Dan maar dwars erdoorheen. Zwerven. Zoeken. Naar wat? Liefde, uiteindelijk zoekt iedereen liefde.
(in interviews geeft Anne Lennox aan dat Sweet Dreams gaat over de ‘existentiële aard van de mens’: we proberen zin te geven aan ons leven om te overleven)
Ik wel. Ik heb dingen meegemaakt. Mijn man is veel te vroeg gestorven. Het was alsof hij zijn dood voelde aankomen. Voordat het gebeurde reden we naar huis. Laten we maar niet deze weg nemen, zei hij, de weg die we normaal altijd reden. Alsof hij wist dat er daar iets stond te gebeuren.

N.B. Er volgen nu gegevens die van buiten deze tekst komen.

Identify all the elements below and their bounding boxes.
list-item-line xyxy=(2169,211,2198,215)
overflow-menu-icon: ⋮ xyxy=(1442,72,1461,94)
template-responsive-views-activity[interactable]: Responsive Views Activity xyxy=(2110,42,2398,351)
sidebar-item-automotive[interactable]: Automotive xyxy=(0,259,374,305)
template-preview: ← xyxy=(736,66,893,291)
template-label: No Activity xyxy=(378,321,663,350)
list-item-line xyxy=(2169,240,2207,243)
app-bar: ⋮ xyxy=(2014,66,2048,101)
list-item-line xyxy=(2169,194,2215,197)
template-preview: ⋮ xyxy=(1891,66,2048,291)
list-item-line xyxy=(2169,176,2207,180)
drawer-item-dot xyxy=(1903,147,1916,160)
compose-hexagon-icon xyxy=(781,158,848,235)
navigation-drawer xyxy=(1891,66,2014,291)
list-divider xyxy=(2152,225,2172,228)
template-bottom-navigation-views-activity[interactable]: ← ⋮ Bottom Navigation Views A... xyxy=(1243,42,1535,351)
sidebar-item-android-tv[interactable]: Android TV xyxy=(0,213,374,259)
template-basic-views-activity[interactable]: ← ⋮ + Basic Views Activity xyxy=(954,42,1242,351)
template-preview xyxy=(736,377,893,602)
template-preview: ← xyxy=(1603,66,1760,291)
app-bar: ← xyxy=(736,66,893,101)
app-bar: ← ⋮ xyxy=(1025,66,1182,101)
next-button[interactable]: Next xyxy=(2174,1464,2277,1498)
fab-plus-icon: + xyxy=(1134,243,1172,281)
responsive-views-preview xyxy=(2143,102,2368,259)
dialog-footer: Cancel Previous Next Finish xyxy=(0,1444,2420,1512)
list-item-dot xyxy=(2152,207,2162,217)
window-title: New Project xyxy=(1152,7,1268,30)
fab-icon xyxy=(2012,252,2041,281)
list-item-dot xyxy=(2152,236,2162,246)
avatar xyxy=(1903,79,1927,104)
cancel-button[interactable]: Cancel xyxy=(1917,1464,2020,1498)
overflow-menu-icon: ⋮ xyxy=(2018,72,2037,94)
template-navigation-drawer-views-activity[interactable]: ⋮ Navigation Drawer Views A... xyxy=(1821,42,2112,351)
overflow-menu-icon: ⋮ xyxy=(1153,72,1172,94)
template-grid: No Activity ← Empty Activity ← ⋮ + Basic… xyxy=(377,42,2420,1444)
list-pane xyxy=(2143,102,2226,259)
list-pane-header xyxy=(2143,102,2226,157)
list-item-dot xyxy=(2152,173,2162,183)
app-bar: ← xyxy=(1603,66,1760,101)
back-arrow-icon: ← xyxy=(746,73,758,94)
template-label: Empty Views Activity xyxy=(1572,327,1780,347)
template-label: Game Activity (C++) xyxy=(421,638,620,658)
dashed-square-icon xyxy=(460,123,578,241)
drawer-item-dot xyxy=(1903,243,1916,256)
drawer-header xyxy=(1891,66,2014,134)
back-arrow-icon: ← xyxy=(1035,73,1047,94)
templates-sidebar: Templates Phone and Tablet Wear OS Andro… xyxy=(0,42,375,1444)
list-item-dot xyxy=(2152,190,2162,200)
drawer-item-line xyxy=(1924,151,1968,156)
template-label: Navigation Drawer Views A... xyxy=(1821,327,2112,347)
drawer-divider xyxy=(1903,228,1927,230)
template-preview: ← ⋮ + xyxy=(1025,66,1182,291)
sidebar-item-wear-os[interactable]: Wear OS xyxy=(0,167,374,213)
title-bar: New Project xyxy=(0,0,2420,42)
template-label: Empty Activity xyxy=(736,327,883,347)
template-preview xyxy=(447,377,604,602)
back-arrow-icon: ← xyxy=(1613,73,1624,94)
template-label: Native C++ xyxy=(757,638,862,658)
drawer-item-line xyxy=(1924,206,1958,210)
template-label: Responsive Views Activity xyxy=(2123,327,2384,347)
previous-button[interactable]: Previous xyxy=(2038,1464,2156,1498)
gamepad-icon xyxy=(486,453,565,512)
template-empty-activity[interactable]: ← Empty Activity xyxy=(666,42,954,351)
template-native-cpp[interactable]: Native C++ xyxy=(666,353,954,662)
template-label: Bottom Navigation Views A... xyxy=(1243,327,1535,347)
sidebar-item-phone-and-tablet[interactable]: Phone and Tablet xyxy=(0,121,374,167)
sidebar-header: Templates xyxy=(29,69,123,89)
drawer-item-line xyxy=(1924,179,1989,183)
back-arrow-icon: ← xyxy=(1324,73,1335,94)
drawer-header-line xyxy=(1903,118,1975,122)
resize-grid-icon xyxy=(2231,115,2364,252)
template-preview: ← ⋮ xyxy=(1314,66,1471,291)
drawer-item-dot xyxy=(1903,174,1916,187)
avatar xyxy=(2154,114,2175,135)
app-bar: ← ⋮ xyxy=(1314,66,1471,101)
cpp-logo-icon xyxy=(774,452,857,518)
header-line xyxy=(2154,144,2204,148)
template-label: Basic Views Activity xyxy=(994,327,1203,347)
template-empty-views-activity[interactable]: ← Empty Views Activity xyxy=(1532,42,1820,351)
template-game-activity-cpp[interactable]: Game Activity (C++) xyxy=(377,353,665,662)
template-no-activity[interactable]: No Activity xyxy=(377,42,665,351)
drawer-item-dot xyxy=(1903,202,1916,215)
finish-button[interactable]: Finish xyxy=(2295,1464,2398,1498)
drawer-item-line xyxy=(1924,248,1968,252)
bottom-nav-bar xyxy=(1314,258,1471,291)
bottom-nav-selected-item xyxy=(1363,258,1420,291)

Hij was mijn grote liefde. Oh, we hadden best wel eens ruzie hoor. Soms kon ik hem wel achter het behang plakken. Maar het kwam altijd weer goed. We hielden van elkaar. Als ik een boodschap heb voor de mensen in de wereld, dan is het dit: Wees een beetje aardig voor elkaar. Toen hij dood was, heb ik hem nog gezien. Op een nacht werd ik wakker, en toen stond hij naast mijn bed. Ik dacht: Verrek, daar staat hij! Is dat nou niet gek? Het is waar, de geesten zijn onder ons.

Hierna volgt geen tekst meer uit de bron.